A biopic with nothing but highs
There are history movies and then there are “history” movies. But while Mr. Nice stands firmly in the later camp, it also stand out through sheer exuberance. In a movie like Walk the Line all those good times have to come at a price, and the dreary sentimentality of rehab and then a comeback makes for rote and predictable thrills. Mr. Nice has none of that; neither does it turn into a moralizing fable like so many drug-themed pictures. No, what Mr. Nice offers is a stylish and fascinating biography that, while perhaps playing loose with the facts, knows that it’s far more entertaining to watch the highs than the lows. It’s left out the lows altogether.
The film stars Rhys Ifans as Howard Marks, a notorious international hash smuggler. He quickly shifts from straight-edge Oxford student to drug dealer partly for the thrills and partly because he sees no reason not to. Soon he begins smuggling it in through Ireland with a member of the IRA and also becomes (very) loosely affiliated with MI6. After successfully turning into one of the largest dealers in the UK, he sets his eyes on America and begins dealing hash there, too. Through all of this he’s also caught numerous times but manages to escape either arrest or punishment by simply being more clever and charming than his adversaries.
If Mr. Nice doesn’t have much of a central philosophy or approach to its subject, it’s because neither does Howard Marks. Ifans plays him as a man drifting through life and perfectly content to get by on his natural gifts. Likewise, writer-director Bernard Rose makes the movie affably frenetic and fast-paced, happy to depict events without driving at deeper motivations or implications because as far as he’s concerned there weren’t any. Marks became Britain’s most wanted criminal not because of any sort of personal vendetta like Jacques Mesrine or political philosophy like Carlos the Jackal—he’s just having a laugh. Rose and Ifans make it impossible not to join him in this and enjoy the ride.

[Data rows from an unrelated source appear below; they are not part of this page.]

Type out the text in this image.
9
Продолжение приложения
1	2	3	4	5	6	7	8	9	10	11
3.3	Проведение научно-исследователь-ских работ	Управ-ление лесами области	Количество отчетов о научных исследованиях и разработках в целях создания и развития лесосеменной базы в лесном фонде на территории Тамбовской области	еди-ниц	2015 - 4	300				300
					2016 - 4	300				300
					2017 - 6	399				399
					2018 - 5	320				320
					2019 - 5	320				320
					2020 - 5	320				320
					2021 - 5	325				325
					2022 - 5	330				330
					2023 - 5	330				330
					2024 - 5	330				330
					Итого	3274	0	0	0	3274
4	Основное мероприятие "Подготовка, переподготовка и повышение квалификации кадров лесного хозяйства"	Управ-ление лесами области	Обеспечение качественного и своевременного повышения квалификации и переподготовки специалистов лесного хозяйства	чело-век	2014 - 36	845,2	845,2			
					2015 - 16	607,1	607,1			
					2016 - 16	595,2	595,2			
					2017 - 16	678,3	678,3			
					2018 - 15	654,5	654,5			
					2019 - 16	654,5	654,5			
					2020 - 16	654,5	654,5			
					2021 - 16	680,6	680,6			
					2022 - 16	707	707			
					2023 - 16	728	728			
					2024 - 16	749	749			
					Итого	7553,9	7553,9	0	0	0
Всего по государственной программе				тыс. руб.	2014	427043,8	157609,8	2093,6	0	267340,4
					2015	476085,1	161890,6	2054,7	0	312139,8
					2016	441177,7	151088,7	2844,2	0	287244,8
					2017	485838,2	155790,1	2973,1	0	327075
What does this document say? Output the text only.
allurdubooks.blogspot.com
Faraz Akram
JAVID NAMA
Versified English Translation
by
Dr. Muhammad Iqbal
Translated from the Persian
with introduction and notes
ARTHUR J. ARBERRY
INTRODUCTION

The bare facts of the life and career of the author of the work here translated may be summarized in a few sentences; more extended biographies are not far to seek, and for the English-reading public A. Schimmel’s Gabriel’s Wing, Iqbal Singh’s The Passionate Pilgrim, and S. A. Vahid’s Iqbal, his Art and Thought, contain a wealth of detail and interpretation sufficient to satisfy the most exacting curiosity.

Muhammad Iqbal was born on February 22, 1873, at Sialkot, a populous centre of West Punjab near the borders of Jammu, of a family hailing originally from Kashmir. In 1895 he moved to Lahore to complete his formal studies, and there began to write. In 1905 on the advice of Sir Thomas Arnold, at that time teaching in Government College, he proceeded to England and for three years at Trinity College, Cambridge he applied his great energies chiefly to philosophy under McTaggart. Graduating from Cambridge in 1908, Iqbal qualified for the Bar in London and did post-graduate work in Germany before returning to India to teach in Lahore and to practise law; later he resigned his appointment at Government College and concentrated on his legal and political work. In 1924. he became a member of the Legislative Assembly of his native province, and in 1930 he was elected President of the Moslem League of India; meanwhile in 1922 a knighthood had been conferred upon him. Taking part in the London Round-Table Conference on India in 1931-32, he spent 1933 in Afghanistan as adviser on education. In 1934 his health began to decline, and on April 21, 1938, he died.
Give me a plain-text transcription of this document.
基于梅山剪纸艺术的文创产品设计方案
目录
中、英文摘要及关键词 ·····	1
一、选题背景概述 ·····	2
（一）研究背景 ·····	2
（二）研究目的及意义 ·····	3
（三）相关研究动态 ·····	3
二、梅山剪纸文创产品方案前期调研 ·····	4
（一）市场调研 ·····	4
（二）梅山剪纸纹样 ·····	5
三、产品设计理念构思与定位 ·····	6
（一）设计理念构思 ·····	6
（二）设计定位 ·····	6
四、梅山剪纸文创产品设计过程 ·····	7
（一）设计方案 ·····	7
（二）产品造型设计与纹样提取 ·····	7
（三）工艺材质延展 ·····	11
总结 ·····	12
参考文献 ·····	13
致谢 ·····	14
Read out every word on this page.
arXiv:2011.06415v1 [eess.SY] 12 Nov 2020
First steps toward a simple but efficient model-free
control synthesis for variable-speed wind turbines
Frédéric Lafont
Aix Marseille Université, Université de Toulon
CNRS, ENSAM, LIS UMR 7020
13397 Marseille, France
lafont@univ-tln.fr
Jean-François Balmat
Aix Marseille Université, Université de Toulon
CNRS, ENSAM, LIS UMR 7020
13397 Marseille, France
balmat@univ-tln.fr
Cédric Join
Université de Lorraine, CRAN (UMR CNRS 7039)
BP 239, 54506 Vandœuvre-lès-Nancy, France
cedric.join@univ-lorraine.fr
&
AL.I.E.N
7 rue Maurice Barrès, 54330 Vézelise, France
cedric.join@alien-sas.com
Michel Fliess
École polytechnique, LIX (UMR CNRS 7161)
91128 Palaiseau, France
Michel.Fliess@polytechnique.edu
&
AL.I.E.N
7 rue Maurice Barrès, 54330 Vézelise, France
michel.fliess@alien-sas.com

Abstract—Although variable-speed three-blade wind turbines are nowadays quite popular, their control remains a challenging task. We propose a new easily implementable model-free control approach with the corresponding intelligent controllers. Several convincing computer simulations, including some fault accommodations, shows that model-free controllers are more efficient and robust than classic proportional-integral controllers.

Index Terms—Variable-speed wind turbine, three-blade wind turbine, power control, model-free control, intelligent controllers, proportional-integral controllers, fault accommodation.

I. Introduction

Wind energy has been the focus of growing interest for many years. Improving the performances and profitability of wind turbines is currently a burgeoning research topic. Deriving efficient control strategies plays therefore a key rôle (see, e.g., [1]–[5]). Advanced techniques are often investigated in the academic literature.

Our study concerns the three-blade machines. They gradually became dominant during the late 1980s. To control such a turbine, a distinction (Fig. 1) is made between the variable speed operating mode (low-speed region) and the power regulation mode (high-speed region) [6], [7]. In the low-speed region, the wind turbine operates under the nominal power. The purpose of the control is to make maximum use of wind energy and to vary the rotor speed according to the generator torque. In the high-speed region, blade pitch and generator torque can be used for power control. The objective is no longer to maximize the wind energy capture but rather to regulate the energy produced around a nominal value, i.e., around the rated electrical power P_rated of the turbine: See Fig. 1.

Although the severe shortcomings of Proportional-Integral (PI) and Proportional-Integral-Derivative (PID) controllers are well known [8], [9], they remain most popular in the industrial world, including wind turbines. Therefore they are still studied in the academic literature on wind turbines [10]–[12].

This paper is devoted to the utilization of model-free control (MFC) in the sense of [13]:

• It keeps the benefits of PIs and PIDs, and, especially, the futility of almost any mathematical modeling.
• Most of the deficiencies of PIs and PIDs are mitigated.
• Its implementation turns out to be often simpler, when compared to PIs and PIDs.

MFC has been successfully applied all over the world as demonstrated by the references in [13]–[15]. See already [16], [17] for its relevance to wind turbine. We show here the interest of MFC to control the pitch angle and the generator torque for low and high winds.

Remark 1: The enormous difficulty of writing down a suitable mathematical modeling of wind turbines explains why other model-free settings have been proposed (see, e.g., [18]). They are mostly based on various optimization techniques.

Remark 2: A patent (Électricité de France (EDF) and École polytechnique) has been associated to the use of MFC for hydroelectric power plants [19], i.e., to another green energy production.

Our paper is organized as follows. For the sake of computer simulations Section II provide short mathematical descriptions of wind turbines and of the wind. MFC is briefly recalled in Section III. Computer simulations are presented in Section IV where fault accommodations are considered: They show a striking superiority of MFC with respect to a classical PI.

The lack of depth from Mr. Nice may be jarring in a sense, given expectations for this genre. There’s a sense that he’s never given his Wellesian comeuppance, but this is actually much of what makes the film daring. Rose and Ifans resolutely stand by Marks’s choices in simply wanting to enjoy his life and rather than trying to identify a problem and using Marks as an exemplar of it, their point is simply that Marks is a fascinating—if not completely upstanding—individual and his life is an incredible story. Turns out they were right, and to their credit they didn’t try to turn the film into anything more or less than that.